= Danish Textile Workers' Union =

Trade union in Denmark

The Danish Textile Workers' Union (Dansk Textilarbejderforbund, DTAF) was a trade union representing workers in the textile industry in Denmark.

The origins of the union lie in the men's hand weavers' society formed in Copenhagen in 1873. The decline of handloom weaving led it, in 1884, to begin accepting both industrial weavers and women as members. In 1885, small unions in Horsens and Odense joined the Copenhagen union, and in 1885 it founded the new Danish Weavers' Union.

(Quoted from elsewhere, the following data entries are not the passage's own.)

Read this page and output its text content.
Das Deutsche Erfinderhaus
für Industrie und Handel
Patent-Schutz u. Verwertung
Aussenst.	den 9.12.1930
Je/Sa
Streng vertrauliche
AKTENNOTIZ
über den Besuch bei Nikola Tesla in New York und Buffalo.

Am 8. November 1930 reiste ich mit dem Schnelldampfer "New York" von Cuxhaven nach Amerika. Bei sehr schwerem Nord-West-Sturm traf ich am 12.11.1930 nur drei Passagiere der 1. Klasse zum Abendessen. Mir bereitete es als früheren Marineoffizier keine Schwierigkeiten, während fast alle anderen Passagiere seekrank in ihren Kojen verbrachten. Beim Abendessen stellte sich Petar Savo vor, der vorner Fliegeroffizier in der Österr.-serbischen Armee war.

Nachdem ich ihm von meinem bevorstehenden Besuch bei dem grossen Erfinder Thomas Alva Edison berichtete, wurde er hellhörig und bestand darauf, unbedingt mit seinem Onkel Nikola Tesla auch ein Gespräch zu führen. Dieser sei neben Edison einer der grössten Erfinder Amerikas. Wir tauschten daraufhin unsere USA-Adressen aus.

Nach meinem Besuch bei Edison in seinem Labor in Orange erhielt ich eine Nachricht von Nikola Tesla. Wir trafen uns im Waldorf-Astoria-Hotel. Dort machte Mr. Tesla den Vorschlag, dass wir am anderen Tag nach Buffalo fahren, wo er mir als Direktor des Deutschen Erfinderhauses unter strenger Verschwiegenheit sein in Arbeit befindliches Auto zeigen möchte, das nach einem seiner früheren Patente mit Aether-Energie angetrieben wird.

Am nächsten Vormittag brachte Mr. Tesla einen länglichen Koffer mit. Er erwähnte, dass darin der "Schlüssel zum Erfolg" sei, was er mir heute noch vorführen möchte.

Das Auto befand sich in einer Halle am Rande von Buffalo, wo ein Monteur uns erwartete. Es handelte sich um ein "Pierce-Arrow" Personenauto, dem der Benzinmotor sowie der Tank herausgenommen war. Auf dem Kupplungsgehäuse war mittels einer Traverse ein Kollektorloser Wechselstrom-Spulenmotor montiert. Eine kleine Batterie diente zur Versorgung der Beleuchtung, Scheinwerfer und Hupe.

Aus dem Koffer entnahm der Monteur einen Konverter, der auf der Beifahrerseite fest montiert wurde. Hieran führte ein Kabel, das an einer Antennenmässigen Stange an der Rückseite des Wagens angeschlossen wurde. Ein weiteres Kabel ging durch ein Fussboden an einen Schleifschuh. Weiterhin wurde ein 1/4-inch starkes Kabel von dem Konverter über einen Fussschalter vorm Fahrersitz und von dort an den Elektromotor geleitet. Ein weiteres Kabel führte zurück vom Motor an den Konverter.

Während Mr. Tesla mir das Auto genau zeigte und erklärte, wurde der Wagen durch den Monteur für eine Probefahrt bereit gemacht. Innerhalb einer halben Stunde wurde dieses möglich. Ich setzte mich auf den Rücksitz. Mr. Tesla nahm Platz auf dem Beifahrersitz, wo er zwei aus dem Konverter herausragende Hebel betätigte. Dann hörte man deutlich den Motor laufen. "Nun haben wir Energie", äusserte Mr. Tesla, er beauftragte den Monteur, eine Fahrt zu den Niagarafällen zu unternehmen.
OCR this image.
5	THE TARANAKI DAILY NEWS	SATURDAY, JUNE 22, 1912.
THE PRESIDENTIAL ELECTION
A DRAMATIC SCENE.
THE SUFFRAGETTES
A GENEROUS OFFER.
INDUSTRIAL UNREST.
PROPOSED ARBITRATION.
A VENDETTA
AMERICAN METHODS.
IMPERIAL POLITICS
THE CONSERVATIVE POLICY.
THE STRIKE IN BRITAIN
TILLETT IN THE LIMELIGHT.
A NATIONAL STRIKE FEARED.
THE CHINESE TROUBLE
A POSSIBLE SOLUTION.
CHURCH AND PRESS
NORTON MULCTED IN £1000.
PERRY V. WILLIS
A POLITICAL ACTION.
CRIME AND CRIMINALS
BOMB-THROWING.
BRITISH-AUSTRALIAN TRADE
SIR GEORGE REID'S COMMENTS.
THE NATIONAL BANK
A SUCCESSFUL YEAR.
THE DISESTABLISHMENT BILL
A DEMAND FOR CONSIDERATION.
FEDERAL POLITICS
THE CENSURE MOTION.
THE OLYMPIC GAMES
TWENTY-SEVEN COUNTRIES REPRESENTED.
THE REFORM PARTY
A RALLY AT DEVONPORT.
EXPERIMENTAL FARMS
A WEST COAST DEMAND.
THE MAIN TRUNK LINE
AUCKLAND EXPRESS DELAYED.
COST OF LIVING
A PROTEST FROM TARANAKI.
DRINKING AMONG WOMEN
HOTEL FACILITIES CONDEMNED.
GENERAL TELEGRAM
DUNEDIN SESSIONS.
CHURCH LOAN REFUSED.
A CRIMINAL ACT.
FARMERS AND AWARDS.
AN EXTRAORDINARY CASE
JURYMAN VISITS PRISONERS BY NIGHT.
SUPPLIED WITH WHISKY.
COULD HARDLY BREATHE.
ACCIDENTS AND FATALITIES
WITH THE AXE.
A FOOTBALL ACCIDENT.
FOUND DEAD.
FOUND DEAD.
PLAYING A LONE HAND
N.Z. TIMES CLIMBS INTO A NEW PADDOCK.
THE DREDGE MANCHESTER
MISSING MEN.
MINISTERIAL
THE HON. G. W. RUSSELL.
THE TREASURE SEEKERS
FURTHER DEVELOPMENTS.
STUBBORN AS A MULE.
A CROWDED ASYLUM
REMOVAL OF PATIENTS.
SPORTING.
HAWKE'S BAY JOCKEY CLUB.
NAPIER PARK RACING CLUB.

In its first decade, the union grew very slowly, frequently organising strikes which it struggled to fund. In 1892, it created a strike fund, and began negotiating wage agreements with employers, and in 1895 it changed its name to the "Danish Textile Workers' Union". In 1898, it signed a national agreement with the new Textile Manufacturers' Federation, and that year it also became a founder member of the Danish Confederation of Trade Unions (LO).

Union membership peaked in 1951, but then fell rapidly, as employment in the industry declined. In 1973, the small Danish Rope Makers' Union merged into DTAF. By 1977, the union had 16,442 members, of whom two-thirds were women. The following year, it merged with the Danish Clothing Workers' Union, to form the Danish Clothing and Textile Workers' Union.